Extending that argument, it works the same way with non-banking firms as well. When you put together a group of numbers people and call them the analytics group, and only give them the job of building models rather than looking at actual business issues, they are likely to get similarly insular and opaque. While initially they might do well, soon they start getting disconnected from the actual business the firm is doing, and soon fall in love with their models. Soon, like the quants at big investment banks, they too will start solving for their models rather than for the actual business, and that prevents the rest of the firm from getting the best out of them.

Then there is the jargon. You say “I fitted a multinomial logistic regression and it gave me a p-value of 0.05 so this model is correct”, the business manager without much clue of numbers can be bulldozed into submission. By talking a language which most of the firm understands you are obscuring yourself, which leads to two responses from the rest.
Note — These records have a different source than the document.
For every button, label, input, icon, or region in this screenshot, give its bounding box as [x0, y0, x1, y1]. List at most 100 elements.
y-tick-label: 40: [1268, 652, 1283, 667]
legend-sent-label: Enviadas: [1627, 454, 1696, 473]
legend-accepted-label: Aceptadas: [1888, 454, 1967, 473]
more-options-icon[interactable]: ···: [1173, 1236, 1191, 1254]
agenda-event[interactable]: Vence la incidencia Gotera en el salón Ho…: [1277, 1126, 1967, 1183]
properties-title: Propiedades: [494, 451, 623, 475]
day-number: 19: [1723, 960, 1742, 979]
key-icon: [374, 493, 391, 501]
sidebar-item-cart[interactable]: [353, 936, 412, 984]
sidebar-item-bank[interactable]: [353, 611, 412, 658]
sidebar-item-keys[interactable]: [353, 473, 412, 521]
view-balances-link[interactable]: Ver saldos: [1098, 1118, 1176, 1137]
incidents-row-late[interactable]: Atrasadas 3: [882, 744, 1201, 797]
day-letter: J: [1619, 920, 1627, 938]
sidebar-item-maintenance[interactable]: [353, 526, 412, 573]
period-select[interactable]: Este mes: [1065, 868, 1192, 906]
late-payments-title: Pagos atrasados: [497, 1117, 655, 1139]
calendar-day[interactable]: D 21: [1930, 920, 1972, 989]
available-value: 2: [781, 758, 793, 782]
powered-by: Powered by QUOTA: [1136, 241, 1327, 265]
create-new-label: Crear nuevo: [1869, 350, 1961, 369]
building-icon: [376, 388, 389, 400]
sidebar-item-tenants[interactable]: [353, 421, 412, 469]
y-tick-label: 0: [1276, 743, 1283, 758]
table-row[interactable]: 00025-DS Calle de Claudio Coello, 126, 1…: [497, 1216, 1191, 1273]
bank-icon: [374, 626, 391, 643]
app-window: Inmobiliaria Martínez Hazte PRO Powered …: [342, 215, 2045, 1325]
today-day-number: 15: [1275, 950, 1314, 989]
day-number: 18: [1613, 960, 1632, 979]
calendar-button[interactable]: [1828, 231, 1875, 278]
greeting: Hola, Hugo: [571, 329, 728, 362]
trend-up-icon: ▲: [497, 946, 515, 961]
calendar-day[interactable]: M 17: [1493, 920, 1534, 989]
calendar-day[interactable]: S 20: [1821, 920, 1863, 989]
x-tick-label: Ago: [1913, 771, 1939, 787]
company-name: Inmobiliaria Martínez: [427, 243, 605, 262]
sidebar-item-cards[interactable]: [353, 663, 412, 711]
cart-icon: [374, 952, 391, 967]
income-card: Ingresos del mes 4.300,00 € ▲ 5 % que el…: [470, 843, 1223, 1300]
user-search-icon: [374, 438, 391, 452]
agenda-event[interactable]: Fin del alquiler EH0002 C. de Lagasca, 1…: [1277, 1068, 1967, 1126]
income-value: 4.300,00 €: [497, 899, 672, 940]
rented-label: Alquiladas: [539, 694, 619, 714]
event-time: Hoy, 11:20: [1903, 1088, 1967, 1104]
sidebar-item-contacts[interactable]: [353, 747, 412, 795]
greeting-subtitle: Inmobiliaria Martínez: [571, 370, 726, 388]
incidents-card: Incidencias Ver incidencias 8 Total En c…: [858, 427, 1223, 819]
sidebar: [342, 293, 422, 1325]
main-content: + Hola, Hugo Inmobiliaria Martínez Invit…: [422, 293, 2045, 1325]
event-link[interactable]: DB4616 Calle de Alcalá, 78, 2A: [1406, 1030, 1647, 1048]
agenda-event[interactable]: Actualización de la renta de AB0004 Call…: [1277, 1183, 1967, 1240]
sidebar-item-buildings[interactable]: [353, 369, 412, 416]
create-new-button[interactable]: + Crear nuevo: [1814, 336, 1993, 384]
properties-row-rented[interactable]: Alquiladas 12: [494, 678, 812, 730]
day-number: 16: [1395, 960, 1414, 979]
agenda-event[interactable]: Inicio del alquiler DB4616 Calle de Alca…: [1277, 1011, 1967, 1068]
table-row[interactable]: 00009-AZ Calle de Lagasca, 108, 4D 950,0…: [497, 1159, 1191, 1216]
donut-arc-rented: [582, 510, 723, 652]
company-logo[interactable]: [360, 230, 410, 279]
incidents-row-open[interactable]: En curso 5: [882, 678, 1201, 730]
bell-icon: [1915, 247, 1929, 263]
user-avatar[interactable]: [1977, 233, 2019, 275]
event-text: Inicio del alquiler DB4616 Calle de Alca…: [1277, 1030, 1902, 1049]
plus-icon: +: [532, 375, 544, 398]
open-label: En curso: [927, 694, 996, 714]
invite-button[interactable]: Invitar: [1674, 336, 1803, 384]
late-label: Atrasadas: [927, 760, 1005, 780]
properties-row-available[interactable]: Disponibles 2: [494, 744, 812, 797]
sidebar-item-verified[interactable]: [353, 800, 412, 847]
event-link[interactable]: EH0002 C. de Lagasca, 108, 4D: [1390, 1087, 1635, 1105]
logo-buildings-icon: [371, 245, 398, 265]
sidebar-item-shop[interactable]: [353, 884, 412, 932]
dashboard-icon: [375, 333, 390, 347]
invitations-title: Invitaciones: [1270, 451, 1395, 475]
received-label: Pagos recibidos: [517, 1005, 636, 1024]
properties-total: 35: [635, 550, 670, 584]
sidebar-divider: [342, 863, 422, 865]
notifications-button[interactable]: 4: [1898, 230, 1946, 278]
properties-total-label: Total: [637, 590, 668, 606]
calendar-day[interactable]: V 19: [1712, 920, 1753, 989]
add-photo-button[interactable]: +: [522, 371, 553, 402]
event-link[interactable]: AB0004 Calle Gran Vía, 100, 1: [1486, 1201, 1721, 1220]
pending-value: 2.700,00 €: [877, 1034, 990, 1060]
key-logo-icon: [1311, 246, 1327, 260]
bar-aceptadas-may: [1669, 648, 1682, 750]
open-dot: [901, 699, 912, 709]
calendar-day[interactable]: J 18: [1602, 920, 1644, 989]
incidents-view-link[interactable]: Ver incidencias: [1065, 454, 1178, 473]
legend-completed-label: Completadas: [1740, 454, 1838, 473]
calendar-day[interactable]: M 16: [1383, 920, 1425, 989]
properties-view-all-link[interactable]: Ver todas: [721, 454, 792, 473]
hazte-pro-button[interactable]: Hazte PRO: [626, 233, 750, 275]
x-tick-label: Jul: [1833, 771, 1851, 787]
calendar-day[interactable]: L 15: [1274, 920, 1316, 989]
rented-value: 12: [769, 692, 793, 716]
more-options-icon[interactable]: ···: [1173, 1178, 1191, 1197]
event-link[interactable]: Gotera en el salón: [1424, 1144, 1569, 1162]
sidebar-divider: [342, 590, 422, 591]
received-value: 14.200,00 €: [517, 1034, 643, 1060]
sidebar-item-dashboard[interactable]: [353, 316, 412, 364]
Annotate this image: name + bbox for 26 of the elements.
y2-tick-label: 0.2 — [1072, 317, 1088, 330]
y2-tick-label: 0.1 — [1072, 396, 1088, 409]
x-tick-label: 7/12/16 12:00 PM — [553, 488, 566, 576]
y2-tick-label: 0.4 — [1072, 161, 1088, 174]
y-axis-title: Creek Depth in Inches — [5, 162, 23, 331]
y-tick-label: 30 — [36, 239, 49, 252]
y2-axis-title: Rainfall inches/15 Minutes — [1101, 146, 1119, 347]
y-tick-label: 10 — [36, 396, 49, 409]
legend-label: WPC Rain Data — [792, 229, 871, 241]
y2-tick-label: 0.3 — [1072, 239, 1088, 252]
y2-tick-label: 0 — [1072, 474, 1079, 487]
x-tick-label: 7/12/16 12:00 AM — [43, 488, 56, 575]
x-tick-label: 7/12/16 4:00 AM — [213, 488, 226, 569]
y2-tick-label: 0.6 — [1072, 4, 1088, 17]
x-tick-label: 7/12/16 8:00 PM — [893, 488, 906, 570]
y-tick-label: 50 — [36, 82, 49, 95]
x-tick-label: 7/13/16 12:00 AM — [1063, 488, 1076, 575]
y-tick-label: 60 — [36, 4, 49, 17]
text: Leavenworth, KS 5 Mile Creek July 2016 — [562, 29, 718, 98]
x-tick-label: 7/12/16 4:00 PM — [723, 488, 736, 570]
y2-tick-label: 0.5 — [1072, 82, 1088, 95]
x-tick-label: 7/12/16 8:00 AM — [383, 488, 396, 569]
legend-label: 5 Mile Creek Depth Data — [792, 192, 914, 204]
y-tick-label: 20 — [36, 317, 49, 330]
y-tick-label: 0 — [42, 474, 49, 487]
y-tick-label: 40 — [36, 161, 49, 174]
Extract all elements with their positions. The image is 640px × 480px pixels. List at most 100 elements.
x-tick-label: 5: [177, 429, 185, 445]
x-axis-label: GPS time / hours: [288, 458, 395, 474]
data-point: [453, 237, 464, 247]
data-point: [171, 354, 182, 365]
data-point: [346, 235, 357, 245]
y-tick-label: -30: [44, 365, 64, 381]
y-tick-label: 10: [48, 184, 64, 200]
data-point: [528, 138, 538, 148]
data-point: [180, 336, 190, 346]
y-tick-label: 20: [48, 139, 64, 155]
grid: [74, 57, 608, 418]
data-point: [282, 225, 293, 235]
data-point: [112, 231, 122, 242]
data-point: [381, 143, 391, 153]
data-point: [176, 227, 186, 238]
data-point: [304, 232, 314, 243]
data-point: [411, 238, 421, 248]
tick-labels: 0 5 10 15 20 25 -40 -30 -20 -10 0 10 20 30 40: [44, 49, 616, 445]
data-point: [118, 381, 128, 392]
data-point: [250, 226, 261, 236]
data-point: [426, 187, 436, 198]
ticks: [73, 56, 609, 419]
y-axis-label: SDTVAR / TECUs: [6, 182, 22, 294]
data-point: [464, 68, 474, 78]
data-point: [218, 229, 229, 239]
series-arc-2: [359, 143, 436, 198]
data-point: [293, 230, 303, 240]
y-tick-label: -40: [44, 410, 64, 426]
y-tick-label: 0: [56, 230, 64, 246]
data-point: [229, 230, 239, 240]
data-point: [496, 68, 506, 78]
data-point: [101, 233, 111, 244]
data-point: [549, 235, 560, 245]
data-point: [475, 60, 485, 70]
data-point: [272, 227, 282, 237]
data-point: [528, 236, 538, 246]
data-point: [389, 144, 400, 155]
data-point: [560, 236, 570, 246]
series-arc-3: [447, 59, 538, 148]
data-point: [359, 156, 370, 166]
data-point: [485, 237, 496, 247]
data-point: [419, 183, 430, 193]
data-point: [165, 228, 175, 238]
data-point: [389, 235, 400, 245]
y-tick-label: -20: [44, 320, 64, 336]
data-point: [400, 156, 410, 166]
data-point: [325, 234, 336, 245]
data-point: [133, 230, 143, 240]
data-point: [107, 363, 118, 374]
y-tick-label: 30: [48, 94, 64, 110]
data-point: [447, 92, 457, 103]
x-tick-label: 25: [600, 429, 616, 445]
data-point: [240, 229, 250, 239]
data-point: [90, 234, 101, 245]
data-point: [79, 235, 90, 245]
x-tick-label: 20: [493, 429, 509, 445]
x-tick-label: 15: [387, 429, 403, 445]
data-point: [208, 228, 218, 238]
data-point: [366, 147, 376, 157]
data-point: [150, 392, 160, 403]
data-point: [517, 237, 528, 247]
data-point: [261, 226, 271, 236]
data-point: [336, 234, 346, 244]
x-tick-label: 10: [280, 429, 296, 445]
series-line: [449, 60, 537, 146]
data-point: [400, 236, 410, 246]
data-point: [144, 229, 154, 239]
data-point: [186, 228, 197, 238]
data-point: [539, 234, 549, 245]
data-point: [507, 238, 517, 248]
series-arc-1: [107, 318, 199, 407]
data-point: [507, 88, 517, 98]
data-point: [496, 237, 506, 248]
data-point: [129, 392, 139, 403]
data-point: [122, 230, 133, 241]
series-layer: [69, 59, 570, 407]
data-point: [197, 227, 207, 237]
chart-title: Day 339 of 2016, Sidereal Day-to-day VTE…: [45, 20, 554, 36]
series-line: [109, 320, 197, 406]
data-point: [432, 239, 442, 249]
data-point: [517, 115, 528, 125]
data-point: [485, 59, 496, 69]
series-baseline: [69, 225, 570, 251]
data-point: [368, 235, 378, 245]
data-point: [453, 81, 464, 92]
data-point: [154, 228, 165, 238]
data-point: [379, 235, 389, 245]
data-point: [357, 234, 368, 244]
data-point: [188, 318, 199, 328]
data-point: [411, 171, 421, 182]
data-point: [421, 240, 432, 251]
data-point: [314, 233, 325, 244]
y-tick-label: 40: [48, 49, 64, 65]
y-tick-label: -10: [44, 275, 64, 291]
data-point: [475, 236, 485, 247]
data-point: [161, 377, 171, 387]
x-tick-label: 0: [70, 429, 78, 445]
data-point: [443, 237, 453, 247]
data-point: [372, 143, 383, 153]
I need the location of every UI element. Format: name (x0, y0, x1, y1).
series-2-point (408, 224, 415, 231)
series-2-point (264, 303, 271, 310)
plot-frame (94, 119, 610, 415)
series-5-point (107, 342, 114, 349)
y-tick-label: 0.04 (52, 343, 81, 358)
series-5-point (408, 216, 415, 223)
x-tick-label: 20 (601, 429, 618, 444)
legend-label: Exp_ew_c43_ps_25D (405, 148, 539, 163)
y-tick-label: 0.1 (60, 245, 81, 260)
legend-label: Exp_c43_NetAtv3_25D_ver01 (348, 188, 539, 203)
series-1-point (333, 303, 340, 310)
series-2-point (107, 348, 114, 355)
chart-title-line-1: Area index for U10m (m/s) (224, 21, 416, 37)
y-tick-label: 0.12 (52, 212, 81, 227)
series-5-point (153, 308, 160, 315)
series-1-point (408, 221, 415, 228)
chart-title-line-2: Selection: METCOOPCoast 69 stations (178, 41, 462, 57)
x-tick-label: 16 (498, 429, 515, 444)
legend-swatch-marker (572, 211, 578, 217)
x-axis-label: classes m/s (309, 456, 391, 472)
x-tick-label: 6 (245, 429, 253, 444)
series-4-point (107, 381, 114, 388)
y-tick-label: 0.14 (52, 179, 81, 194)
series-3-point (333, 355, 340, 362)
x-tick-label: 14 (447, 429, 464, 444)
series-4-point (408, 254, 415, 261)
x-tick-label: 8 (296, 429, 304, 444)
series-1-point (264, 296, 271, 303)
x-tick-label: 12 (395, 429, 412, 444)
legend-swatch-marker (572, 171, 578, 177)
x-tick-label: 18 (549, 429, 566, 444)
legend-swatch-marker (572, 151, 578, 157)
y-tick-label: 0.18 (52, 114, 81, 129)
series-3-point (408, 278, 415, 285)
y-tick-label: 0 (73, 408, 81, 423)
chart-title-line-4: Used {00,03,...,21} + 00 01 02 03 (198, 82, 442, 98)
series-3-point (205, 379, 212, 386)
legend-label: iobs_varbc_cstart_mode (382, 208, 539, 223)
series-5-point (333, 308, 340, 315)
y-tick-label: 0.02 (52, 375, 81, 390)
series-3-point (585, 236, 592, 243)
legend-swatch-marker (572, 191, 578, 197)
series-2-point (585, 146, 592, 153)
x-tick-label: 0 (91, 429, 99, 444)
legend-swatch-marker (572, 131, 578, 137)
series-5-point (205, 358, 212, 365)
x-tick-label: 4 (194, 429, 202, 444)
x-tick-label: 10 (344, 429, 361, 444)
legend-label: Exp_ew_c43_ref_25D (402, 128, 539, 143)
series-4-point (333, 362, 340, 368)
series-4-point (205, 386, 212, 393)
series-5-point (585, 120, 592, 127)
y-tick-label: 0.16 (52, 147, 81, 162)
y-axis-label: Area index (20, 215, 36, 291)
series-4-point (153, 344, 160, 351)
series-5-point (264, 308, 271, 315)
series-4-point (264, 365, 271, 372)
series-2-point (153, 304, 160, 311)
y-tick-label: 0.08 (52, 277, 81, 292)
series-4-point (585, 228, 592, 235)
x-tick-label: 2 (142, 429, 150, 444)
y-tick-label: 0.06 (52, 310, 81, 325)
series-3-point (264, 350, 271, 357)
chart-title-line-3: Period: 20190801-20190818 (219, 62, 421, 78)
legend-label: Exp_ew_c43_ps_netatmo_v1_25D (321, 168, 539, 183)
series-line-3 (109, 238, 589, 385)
Either they deem the analytics team to be incapable (since they fail to talk the language of business, in which case the purpose of existence of the analytics team may be lost), or they assume the analytics team to be fundamentally superior (thanks to the obscurity in the language), in which case there is the risk of incorrect and possibly inappropriate models being adopted.

I can think of several solutions for this – but irrespective of what solution you ultimately adopt –  whether you go completely centralized or completely distributed or a hybrid like above – the key step in getting the best out of your analytics is to have your senior and senior-middle management team conversant with numbers. By that I don’t mean that they all go for a course in statistics. What I mean is that your middle and senior management should know how to solve problems using numbers. When they see data, they should have the ability to ask the right kind of questions. Irrespective of how the analytics team is placed, as long as you ask them the right kind of questions, you are likely to benefit from their work (assuming basic levels of competence of course). This way, they can remain conversant with the analytics people, and a middle ground can be established so that insights from numbers can actually flow into business.

So here is the plug for this post – shortly I’ll be launching short (1-day) workshops for middle and senior level managers in analytics. Keep watching this space :)

Me, all over the interwebs this week

Firstly, on Tuesday, I got interviewed by this magazine called Information Week. Rather, I had gotten interviewed by them a long time back but the interview appeared on Tuesday. I spoke about the challenges of election forecasting in India and the quality of surveys.

Again on Tuesday, and again on Wednesday, I wrote a pair of articles for Mint analyzing constituencies and parties. On Tuesday, I analyzed constituencies whose representatives have always belonged to ruling parties in the last 4 elections. There are 34 such constituencies. Then on Wednesday I wrote about the influence of states in the Lok Sabha, analyzing the proportion of MPs from each major state that was part of the ruling coalition.

If I had forgotten to mention earlier, I have a deal with Mint that lasts till next October where each month I’m supposed to write 3 articles on election data. You can find all my articles so far here.

Then, today, Pragati published my review of the book Why Nations Fail by Acemoglu and Robinson. More than a book on economics or institutions, it is an awesome history book. Get it.

And in the midst of all this, right here, I wrote a “worky” post about the pros and cons of having a dedicated analytics team.

And if you didn’t notice, this website now has “new clothes”. It was a rather long-pending change and the most important feature of the new layout is that it is “responsive”, and thus looks much better on smartphones. I’ve heard a couple of issues with it already, and do let me know if you have any more issues. And for the first time last night I opened this blog on an iPad and I find that it looks fantabulous, thanks to the OnSwipe plugin I use.